When I heard Rachel Harrison’s “Such Sharp Teeth” described as a feminist werewolf novel, the part of me that read “Twilight” at a very formative, far-too-young age was quick to add it to my shopping cart.
The story features Rory Morris, who long ago fled her small town for the big city but has now returned to support her pregnant twin sister, Scarlet. When she is attacked by a supernatural creature while driving home one night, strange things begin to happen — her wound leaks silver blood, her silver necklace burns her skin and she suddenly has intense, insatiable cravings for meat.
Rory is a werewolf. There’s no denying that after her first terrifying, painful transformation under the full moon. The question is what it means for her future — her life in the city, her rekindled relationship with a childhood friend and her bond with her sister, who is not quick to believe Rory’s outlandish tale.

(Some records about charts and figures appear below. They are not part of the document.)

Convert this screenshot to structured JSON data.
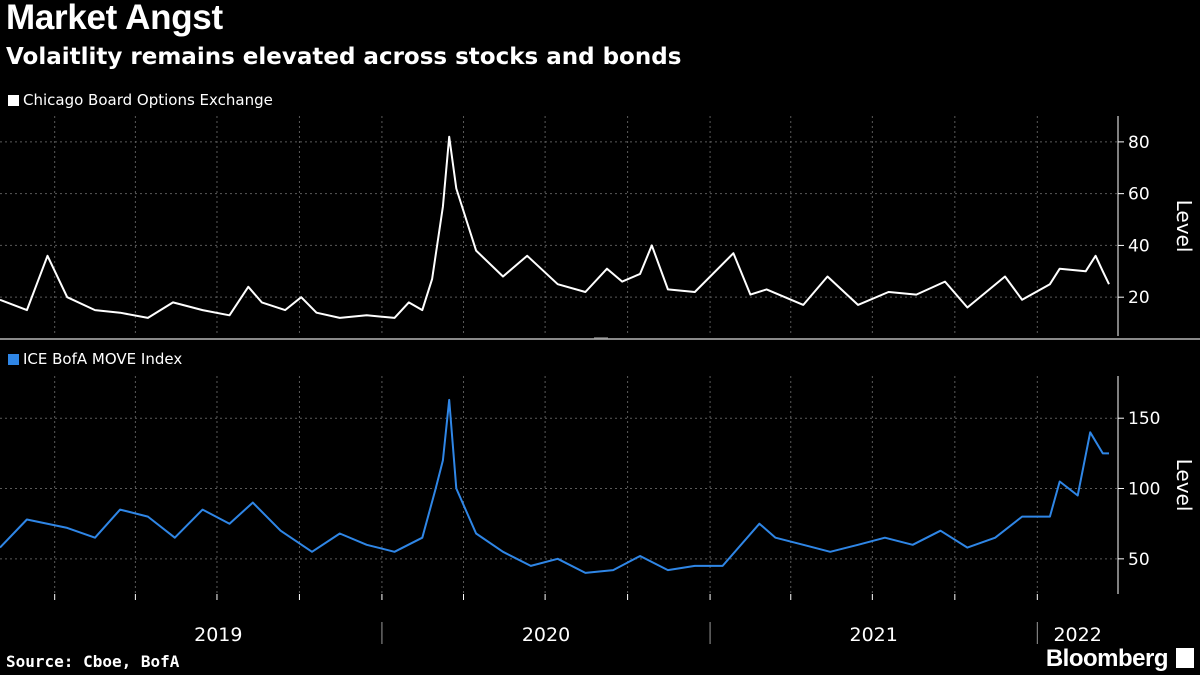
{
  "header": {
    "title": "Market Angst",
    "subtitle": "Volaitlity remains elevated across stocks and bonds"
  },
  "footer": {
    "source": "Source: Cboe, BofA",
    "brand": "Bloomberg"
  },
  "colors": {
    "background": "#000000",
    "vix_line": "#ffffff",
    "move_line": "#2f86e6",
    "grid": "#5a5a5a",
    "axis_text": "#ffffff"
  },
  "x_axis": {
    "year_labels": [
      "2019",
      "2020",
      "2021",
      "2022"
    ]
  },
  "chart_data": [
    {
      "type": "line",
      "legend": "Chicago Board Options Exchange",
      "ylabel": "Level",
      "ylim": [
        5,
        90
      ],
      "yticks": [
        20,
        40,
        60,
        80
      ],
      "xlim": [
        "2018-11-01",
        "2022-04-01"
      ],
      "grid": true,
      "series": [
        {
          "name": "Chicago Board Options Exchange",
          "x": [
            "2018-11-01",
            "2018-12-01",
            "2018-12-24",
            "2019-01-15",
            "2019-02-15",
            "2019-03-15",
            "2019-04-15",
            "2019-05-13",
            "2019-06-15",
            "2019-07-15",
            "2019-08-05",
            "2019-08-20",
            "2019-09-15",
            "2019-10-03",
            "2019-10-20",
            "2019-11-15",
            "2019-12-15",
            "2020-01-15",
            "2020-01-31",
            "2020-02-15",
            "2020-02-26",
            "2020-03-09",
            "2020-03-16",
            "2020-03-24",
            "2020-04-15",
            "2020-05-15",
            "2020-06-11",
            "2020-07-15",
            "2020-08-15",
            "2020-09-08",
            "2020-09-25",
            "2020-10-15",
            "2020-10-28",
            "2020-11-15",
            "2020-12-15",
            "2021-01-27",
            "2021-02-15",
            "2021-03-05",
            "2021-04-15",
            "2021-05-12",
            "2021-06-15",
            "2021-07-19",
            "2021-08-19",
            "2021-09-20",
            "2021-10-15",
            "2021-11-26",
            "2021-12-15",
            "2022-01-15",
            "2022-01-26",
            "2022-02-24",
            "2022-03-07",
            "2022-03-15",
            "2022-03-22"
          ],
          "values": [
            19,
            15,
            36,
            20,
            15,
            14,
            12,
            18,
            15,
            13,
            24,
            18,
            15,
            20,
            14,
            12,
            13,
            12,
            18,
            15,
            27,
            55,
            82,
            62,
            38,
            28,
            36,
            25,
            22,
            31,
            26,
            29,
            40,
            23,
            22,
            37,
            21,
            23,
            17,
            28,
            17,
            22,
            21,
            26,
            16,
            28,
            19,
            25,
            31,
            30,
            36,
            30,
            25
          ]
        }
      ]
    },
    {
      "type": "line",
      "legend": "ICE BofA MOVE Index",
      "ylabel": "Level",
      "ylim": [
        25,
        180
      ],
      "yticks": [
        50,
        100,
        150
      ],
      "xlim": [
        "2018-11-01",
        "2022-04-01"
      ],
      "grid": true,
      "series": [
        {
          "name": "ICE BofA MOVE Index",
          "x": [
            "2018-11-01",
            "2018-12-01",
            "2019-01-15",
            "2019-02-15",
            "2019-03-15",
            "2019-04-15",
            "2019-05-15",
            "2019-06-15",
            "2019-07-15",
            "2019-08-10",
            "2019-09-10",
            "2019-10-15",
            "2019-11-15",
            "2019-12-15",
            "2020-01-15",
            "2020-02-15",
            "2020-03-01",
            "2020-03-09",
            "2020-03-16",
            "2020-03-24",
            "2020-04-15",
            "2020-05-15",
            "2020-06-15",
            "2020-07-15",
            "2020-08-15",
            "2020-09-15",
            "2020-10-15",
            "2020-11-15",
            "2020-12-15",
            "2021-01-15",
            "2021-02-25",
            "2021-03-15",
            "2021-04-15",
            "2021-05-15",
            "2021-06-15",
            "2021-07-15",
            "2021-08-15",
            "2021-09-15",
            "2021-10-15",
            "2021-11-15",
            "2021-12-15",
            "2022-01-15",
            "2022-01-26",
            "2022-02-15",
            "2022-03-01",
            "2022-03-15",
            "2022-03-22"
          ],
          "values": [
            58,
            78,
            72,
            65,
            85,
            80,
            65,
            85,
            75,
            90,
            70,
            55,
            68,
            60,
            55,
            65,
            100,
            120,
            163,
            100,
            68,
            55,
            45,
            50,
            40,
            42,
            52,
            42,
            45,
            45,
            75,
            65,
            60,
            55,
            60,
            65,
            60,
            70,
            58,
            65,
            80,
            80,
            105,
            95,
            140,
            125,
            125
          ]
        }
      ]
    }
  ]
}
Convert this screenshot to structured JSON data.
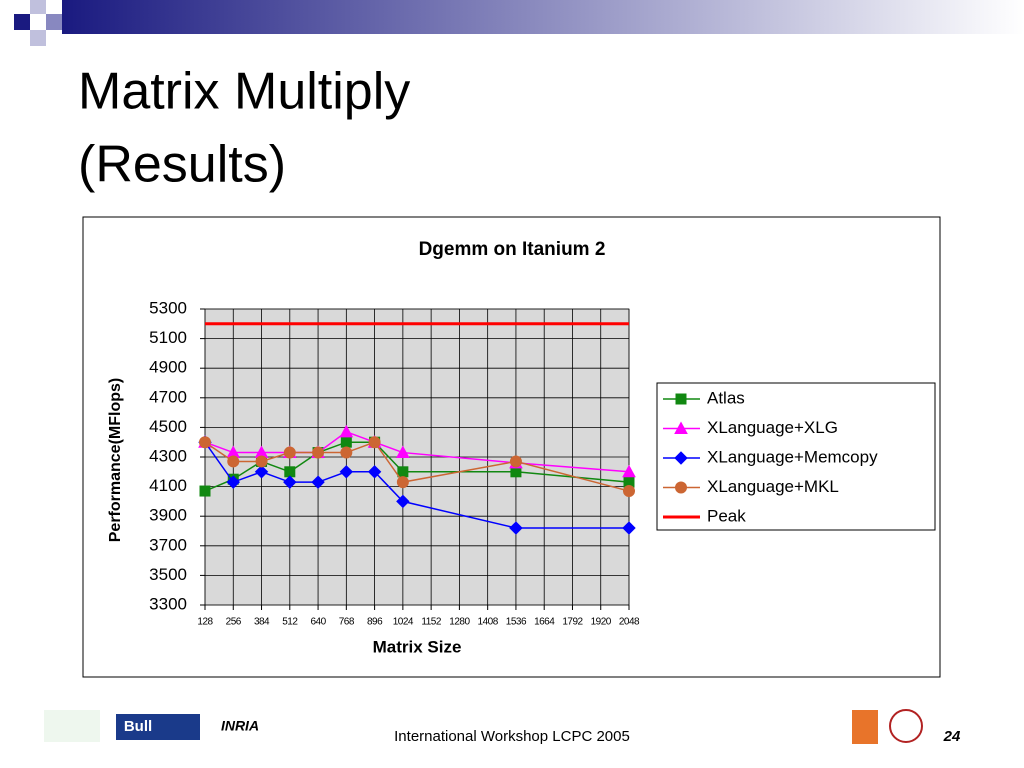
{
  "slide": {
    "title_lines": [
      "Matrix Multiply",
      "(Results)"
    ]
  },
  "chart_data": {
    "type": "line",
    "title": "Dgemm on Itanium 2",
    "xlabel": "Matrix Size",
    "ylabel": "Performance(MFlops)",
    "xlim": [
      128,
      2048
    ],
    "xticks": [
      128,
      256,
      384,
      512,
      640,
      768,
      896,
      1024,
      1152,
      1280,
      1408,
      1536,
      1664,
      1792,
      1920,
      2048
    ],
    "ylim": [
      3300,
      5300
    ],
    "yticks": [
      3300,
      3500,
      3700,
      3900,
      4100,
      4300,
      4500,
      4700,
      4900,
      5100,
      5300
    ],
    "grid": true,
    "legend": "right",
    "series": [
      {
        "name": "Atlas",
        "color": "#118811",
        "marker": "square",
        "x": [
          128,
          256,
          384,
          512,
          640,
          768,
          896,
          1024,
          1536,
          2048
        ],
        "values": [
          4070,
          4150,
          4270,
          4200,
          4330,
          4400,
          4400,
          4200,
          4200,
          4130
        ]
      },
      {
        "name": "XLanguage+XLG",
        "color": "#ff00ff",
        "marker": "triangle",
        "x": [
          128,
          256,
          384,
          512,
          640,
          768,
          896,
          1024,
          1536,
          2048
        ],
        "values": [
          4400,
          4330,
          4330,
          4330,
          4330,
          4470,
          4400,
          4330,
          4260,
          4200
        ]
      },
      {
        "name": "XLanguage+Memcopy",
        "color": "#0000ff",
        "marker": "diamond",
        "x": [
          128,
          256,
          384,
          512,
          640,
          768,
          896,
          1024,
          1536,
          2048
        ],
        "values": [
          4400,
          4130,
          4200,
          4130,
          4130,
          4200,
          4200,
          4000,
          3820,
          3820
        ]
      },
      {
        "name": "XLanguage+MKL",
        "color": "#cc6633",
        "marker": "circle",
        "x": [
          128,
          256,
          384,
          512,
          640,
          768,
          896,
          1024,
          1536,
          2048
        ],
        "values": [
          4400,
          4270,
          4270,
          4330,
          4330,
          4330,
          4400,
          4130,
          4270,
          4070
        ]
      },
      {
        "name": "Peak",
        "color": "#ff0000",
        "marker": "none",
        "x": [
          128,
          2048
        ],
        "values": [
          5200,
          5200
        ]
      }
    ]
  },
  "footer": {
    "logos": [
      "Bull",
      "INRIA"
    ],
    "text": "International Workshop LCPC 2005",
    "page": "24"
  }
}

This book was one of my first forays into the sub-genre of body horror, and let me tell you, it is aptly named. Harrison’s story is filled to the brim with grotesque and visceral imagery of Rory’s transformations, and she doesn’t shy away from depicting the effects in all their bone-crushing, teeth-gnashing glory. For me, this added to the effect of the story, but stay away from this one if you just had lunch.
The feminist reading of this book is quite brilliant. The metaphor of Rory’s werewolf transformation as the loss of female bodily agency struck me as one of the most spot-on I’ve seen, from how being violated changes the way you view yourself to the rage that builds when you’re not listened to.

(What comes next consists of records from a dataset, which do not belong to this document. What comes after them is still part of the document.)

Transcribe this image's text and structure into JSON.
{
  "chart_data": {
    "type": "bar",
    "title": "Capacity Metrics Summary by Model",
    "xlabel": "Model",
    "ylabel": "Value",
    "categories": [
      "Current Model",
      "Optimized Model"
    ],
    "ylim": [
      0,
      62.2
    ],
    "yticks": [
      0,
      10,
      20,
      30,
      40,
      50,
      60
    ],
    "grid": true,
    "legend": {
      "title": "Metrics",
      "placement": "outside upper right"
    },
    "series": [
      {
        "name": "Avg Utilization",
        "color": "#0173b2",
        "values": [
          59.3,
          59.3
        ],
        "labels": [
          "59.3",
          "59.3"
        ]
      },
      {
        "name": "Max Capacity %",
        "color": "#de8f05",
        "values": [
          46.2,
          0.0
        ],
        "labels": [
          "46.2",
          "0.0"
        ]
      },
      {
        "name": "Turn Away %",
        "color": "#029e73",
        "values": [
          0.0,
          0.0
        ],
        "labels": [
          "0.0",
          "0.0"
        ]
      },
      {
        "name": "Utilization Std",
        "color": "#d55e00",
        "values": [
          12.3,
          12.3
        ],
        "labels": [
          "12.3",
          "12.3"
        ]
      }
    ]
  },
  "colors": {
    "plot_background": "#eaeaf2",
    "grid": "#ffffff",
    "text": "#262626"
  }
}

I’m generally a big fan of books about female rage, and this one does not disappoint. There was something so satisfying about seeing a woman with both the full emotional bandwidth to understand her own anger and the brute strength to do something about it.
Harrison simultaneously offers readers this cathartic experience and a nuanced take on guilt, blame and forgiveness. Her wolfish vision of womanhood taps into a deep, almost unspeakable anger that bubbles within the female experience and gives it a voice.
The book is not perfect — many narrative threads fall by the wayside as Rory succumbs more and more to her lupine tendencies. While I don’t think practicality is the most important thing in a werewolf novel, there were a few times that I wondered how everyone around Rory was cool with her scarfing down copious amounts of beef without so much as a raised eyebrow.
Overall, though, “Such Sharp Teeth” surpassed my most stringent expectations for a Halloween read and gave me a new take on an old question: how do you allow yourself to feel your anger without letting it consume you?